The latter one is another horror movie, but Storm is clear that he doesn’t want to limit his acting to that specific genre.
“I want to do drama movies,” he revealed. “Romantic movies, that kind of stuff. My acting coach knows I can do horror, and now he’s been working with me to get more dramatic acting down, so that if there’s a role that comes up, I can try to go out there and get it.”
“It was really fun,” Storm continued,” to blow someone away with a shotgun, and to smash somebody’s head open. And I’m really good at comedy – I think that comes from the Beer Money days, where we would just go out there and make fools out of ourselves. But I’m hoping in my next role I’ll get to show off some of my softer side.”
His strong commitment to studying the craft is something that helped Storm in wrestling, and he is bringing that same kind of mentality to acting. And like in his early days of wrestling, he is looking to further his career gradually, learning and growing every step of the way. The nascent independent film scene in Nashville has been a great place to do this, he noted.

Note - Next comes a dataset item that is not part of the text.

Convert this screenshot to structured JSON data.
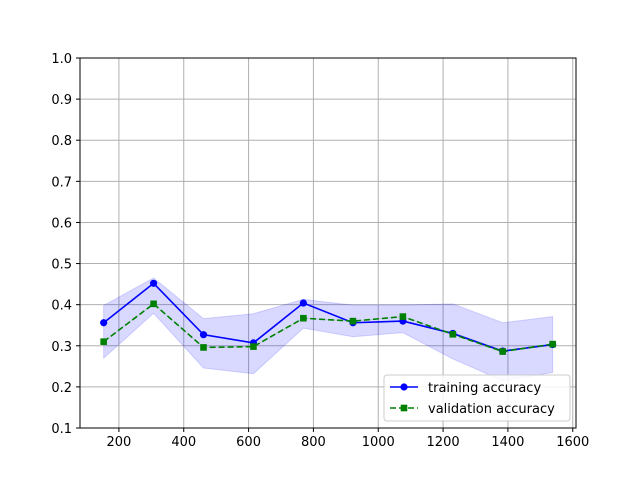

“I don’t want to jump to big films right away,” he said. “Just like with wrestling, if I’d been thrown into WCW right at the beginning of my career, my mind would have been blown and I probably would have messed the whole thing up. Instead, I learned everyone’s role, from the referee, to the cameraman, to the commentators, to the backstage crew. With acting, I want to learn each and every role of everyone who is on set.”
As he continues down the acting path, Storm wants to assure his wrestling fans that he doesn’t plan on hanging up his wrestling boots anytime soon, noting that he still enjoys performing in the ring as much as on a film set.
“I still get butterflies every time I go out to wrestle, and I still have fun with it. It’s actually a lot of fun right now, because I get to pick and choose what I want to do (in wrestling). When I got into wrestling, I said that I was working a real job to support my wrestling habit. Now, I’m wrestling to try to afford my movie acting habit.”
Editor’s note: This article was edited after posting. In the original article, the actor who was thrown through the wall was incorrectly identified.